La mano de Julian encontró la parte posterior de su cabeza mientras sus dedos se enredaban en su cabello y la guiaba hacia abajo por su pene, sintiendo la suavidad de sus labios y la humedad de su lengua.

Era una combinación erótica de dominación y tabú que hacía que el corazón de Eleanor latiera con fuerza y su coño se humedeciera cada vez más.

Mientras ella lo tomaba más profundamente, la punta de su pene tocó la parte posterior de su garganta, Julian sintió que su control se deslizaba solo una fracción.

La sensación de su cálida boca rodeándolo, su lengua jugando a lo largo de la parte inferior de su pene era casi demasiado para soportar.

Gimió mientras sus caderas empujaban instintivamente hacia adelante, obligándola a tomar más de él.

Los ojos de Eleanor brillaban con picardía mientras lo tomaba, su mente acelerándose con la comprensión del poder que tenía sobre él en este momento.

Sintió cómo su agarre en su cabello se apretaba, su cuerpo se tensaba y supo que lo estaba llevando al límite.

Sonrió alrededor de su pene, sus pensamientos burlándose de él.

«Sigues siendo joven frente a mí, querido hermano».

Julian se rió mientras su mente se aceleraba con el conocimiento de que ella pensaba que tenía ventaja.

Pero oh, cuán equivocada estaba.

Él era la encarnación del deseo y ella era solo una pequeña barca en su tormenta.

Podía sentir su respiración acelerarse mientras ella trataba de controlar su propia excitación y él conocía el juego que estaba jugando.

«Oh, no quieres que empiece, hermana», pensó, su voz mental goteando diversión.

Con una sonrisa depredadora, Julian se inclinó y agarró firmemente su cabeza con ambas manos.

Antes de que Eleanor pudiera reaccionar, empujó profundamente en su boca, su pene llegando hasta la parte posterior de su garganta.

Ella se atragantó ligeramente mientras sus ojos se humedecían, pero no se apartó.

Julian sintió una oleada de victoria.

Su pene se hinchó aún más con el poder del momento.

Comenzó a mover sus caderas mientras sus embestidas se volvían más rápidas y exigentes.

Los ojos de Eleanor estaban abiertos de sorpresa, pero no luchó contra él.

En cambio, se concentró en la sensación de él llenando su boca.

El sabor de su presemen, el sonido de sus caderas golpeando contra su cara era abrumador para ella.

Era como si hubiera estado esperando esto todo el tiempo y ahora que estaba sucediendo, no podía tener suficiente.

Sintió que su propio deseo crecía, un calor extendiéndose por su cuerpo y supo que iba a someterse a él completamente.

El agarre de Julian en su cabello se hizo más fuerte mientras susurraba:
—Tómame todo, querida hermana —su voz un gruñido bajo y necesitado.

Los ojos de Eleanor se humedecieron mientras lo tomaba más profundo, su garganta apretándose alrededor de su pene mientras luchaba por acomodar su tamaño.

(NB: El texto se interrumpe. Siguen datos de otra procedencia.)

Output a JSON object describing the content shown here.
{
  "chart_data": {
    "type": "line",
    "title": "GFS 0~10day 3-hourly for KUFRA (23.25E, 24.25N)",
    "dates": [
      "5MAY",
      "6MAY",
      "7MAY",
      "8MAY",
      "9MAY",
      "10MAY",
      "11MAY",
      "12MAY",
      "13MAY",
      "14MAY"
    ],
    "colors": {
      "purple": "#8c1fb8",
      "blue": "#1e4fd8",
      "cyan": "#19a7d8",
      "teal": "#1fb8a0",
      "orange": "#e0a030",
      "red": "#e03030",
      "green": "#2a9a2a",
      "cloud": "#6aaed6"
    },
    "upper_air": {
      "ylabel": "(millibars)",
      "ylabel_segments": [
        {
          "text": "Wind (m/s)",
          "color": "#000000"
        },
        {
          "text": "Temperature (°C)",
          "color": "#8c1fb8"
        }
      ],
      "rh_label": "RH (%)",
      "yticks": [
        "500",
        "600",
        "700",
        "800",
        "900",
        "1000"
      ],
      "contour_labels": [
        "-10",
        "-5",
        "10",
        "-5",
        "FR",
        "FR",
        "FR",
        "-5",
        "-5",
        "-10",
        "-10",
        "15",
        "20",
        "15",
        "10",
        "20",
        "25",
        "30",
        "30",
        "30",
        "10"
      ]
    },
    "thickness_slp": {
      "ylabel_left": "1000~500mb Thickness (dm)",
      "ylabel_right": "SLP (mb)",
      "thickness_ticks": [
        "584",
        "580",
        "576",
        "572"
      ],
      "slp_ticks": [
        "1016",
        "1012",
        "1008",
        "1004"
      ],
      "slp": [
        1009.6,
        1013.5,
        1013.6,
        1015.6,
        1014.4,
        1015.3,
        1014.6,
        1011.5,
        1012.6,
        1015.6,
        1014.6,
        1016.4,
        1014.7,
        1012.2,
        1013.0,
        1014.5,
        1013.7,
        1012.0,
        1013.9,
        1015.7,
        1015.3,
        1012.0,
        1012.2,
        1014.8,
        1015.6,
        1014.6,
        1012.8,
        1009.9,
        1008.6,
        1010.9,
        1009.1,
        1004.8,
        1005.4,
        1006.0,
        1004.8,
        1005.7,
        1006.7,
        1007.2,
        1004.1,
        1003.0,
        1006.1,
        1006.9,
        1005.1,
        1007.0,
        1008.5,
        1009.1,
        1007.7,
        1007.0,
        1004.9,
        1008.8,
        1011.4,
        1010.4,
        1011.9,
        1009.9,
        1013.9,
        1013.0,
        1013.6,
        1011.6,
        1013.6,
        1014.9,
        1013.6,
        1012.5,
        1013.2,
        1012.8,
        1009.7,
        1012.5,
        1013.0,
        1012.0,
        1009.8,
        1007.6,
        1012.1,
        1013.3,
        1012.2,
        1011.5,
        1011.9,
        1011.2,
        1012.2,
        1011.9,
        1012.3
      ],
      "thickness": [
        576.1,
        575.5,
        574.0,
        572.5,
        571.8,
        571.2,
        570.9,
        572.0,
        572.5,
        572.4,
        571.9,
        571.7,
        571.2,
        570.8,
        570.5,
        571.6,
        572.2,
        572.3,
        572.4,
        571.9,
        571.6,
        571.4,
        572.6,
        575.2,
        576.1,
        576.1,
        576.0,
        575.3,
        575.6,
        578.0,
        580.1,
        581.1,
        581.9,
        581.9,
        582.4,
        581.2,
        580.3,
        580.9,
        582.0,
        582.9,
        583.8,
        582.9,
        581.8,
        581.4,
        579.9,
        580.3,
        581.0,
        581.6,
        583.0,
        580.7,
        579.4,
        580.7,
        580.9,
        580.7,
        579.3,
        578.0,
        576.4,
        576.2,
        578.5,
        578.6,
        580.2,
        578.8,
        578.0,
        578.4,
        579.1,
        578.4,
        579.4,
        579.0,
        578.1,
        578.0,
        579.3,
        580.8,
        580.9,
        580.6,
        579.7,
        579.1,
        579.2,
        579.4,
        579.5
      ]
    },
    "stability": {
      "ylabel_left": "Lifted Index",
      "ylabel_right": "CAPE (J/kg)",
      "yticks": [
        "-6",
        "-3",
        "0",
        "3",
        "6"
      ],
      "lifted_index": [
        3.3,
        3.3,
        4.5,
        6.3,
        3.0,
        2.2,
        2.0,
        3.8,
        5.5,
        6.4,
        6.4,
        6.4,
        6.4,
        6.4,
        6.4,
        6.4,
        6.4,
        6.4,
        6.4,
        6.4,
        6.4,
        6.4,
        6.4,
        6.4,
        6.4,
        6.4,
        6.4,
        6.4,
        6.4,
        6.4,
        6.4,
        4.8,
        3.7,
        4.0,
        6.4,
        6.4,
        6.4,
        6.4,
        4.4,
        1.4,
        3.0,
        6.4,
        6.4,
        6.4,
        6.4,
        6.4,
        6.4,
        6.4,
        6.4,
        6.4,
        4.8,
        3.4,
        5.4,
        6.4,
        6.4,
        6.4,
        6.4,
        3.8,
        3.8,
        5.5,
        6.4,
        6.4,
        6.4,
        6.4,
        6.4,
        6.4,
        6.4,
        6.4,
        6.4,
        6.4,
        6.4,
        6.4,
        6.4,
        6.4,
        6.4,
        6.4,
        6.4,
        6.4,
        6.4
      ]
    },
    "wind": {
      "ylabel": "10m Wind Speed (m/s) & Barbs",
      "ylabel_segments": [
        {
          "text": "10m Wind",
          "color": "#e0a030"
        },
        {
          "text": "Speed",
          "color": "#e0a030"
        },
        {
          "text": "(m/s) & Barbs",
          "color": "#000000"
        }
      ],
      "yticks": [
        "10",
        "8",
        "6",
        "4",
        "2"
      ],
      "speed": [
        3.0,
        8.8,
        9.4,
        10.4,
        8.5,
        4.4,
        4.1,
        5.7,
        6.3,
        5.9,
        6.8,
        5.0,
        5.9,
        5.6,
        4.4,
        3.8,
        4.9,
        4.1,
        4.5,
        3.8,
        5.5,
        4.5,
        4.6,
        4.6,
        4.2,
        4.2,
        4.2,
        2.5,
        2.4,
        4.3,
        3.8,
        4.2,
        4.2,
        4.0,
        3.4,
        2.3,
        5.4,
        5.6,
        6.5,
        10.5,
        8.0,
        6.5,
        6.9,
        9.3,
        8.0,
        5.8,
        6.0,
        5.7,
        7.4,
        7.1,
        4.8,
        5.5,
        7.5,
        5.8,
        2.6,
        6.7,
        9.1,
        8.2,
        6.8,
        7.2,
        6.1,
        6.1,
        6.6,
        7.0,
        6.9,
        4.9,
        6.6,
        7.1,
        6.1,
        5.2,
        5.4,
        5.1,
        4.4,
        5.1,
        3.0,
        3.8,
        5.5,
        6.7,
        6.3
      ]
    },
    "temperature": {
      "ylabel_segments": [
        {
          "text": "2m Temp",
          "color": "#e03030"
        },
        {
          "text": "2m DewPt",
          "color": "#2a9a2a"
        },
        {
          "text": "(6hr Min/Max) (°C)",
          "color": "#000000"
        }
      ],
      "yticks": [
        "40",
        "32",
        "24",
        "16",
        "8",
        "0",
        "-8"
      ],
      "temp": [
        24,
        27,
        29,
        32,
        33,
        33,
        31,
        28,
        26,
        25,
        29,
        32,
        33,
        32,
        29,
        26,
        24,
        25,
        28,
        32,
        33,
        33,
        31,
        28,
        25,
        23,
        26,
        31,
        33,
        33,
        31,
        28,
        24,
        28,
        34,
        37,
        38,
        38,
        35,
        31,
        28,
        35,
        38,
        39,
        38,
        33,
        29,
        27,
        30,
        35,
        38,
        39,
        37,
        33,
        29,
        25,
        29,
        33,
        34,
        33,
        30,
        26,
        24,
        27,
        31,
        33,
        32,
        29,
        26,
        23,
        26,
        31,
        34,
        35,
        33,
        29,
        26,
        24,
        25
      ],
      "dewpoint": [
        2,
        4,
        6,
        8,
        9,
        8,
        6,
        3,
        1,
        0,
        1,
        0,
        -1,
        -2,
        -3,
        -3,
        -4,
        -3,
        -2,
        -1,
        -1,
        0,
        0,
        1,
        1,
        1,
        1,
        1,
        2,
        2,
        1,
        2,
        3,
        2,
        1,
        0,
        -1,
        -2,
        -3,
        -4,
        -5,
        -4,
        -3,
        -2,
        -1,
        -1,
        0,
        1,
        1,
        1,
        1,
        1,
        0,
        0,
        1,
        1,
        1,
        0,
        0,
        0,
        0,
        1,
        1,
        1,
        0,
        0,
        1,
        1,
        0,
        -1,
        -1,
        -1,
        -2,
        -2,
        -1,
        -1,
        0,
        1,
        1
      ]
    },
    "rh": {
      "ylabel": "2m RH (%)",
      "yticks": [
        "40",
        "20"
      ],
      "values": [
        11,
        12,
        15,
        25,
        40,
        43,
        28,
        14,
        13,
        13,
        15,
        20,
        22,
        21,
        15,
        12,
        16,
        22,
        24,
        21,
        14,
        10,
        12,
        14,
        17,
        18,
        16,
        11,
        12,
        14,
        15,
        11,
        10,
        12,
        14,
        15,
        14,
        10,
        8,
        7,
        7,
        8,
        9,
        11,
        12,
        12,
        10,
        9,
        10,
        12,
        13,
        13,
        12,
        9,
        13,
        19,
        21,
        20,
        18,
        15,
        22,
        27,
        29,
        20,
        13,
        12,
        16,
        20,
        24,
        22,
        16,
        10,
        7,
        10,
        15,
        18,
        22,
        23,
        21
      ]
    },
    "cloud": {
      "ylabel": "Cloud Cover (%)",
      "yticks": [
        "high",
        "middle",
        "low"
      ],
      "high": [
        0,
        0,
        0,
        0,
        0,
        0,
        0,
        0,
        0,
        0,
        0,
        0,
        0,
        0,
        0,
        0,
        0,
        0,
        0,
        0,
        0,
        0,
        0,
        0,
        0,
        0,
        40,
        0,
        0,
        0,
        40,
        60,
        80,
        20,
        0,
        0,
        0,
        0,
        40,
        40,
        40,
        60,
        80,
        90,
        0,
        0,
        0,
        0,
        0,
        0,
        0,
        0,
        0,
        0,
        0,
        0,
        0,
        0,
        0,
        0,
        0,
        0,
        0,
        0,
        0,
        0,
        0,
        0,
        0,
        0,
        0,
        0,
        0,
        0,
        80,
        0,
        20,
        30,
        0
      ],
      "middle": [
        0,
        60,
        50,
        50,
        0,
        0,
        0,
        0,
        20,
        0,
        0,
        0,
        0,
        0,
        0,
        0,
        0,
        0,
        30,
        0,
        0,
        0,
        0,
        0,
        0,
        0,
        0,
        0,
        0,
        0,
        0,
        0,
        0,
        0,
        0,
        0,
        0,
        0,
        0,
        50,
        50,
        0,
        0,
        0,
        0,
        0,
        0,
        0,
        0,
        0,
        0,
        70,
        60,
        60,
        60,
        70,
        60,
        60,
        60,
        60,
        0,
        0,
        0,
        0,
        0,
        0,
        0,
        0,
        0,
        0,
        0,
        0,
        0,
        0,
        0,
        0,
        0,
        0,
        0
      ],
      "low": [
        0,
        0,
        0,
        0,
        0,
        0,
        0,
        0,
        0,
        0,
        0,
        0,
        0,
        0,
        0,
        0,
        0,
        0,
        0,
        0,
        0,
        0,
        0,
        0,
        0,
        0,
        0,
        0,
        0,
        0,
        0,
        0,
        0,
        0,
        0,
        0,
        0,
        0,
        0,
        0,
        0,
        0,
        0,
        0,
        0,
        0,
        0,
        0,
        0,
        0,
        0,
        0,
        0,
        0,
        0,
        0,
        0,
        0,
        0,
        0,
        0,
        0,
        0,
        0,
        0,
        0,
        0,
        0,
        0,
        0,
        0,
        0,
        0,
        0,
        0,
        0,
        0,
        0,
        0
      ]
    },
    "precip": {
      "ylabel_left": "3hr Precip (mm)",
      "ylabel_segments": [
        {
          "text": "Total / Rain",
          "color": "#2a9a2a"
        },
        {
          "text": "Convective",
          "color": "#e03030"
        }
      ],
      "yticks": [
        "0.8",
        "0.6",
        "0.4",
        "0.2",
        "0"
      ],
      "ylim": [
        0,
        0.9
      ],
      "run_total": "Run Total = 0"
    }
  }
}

Sintió una extraña emoción ante sus palabras, la naturaleza prohibida del acto haciendo que su coño palpitara de excitación.

Los ojos de Julian nunca dejaron los suyos y ella podía ver el poder en su mirada, la lujuria cruda y dominación que la hacía sentir tan pequeña pero tan deseada.

Julian comenzó a follarle la cara más rápido.

Sus caderas se movían con cada embestida mientras metía su pene en su boca más fuerte y más rápido que antes.

La boca de Eleanor era un desastre húmedo de saliva y su semen.

Sus mejillas se ahuecaban con cada succión y ella podía sentir que su mandíbula se volvía dolorosa, pero no le importaba.

Todo lo que sabía era la sensación de su poder, la emoción de ser usada tan completamente.

Finalmente, incapaz de contenerse más, Julian sacó su pene de su boca, brillando con su saliva y los restos de su clímax anterior.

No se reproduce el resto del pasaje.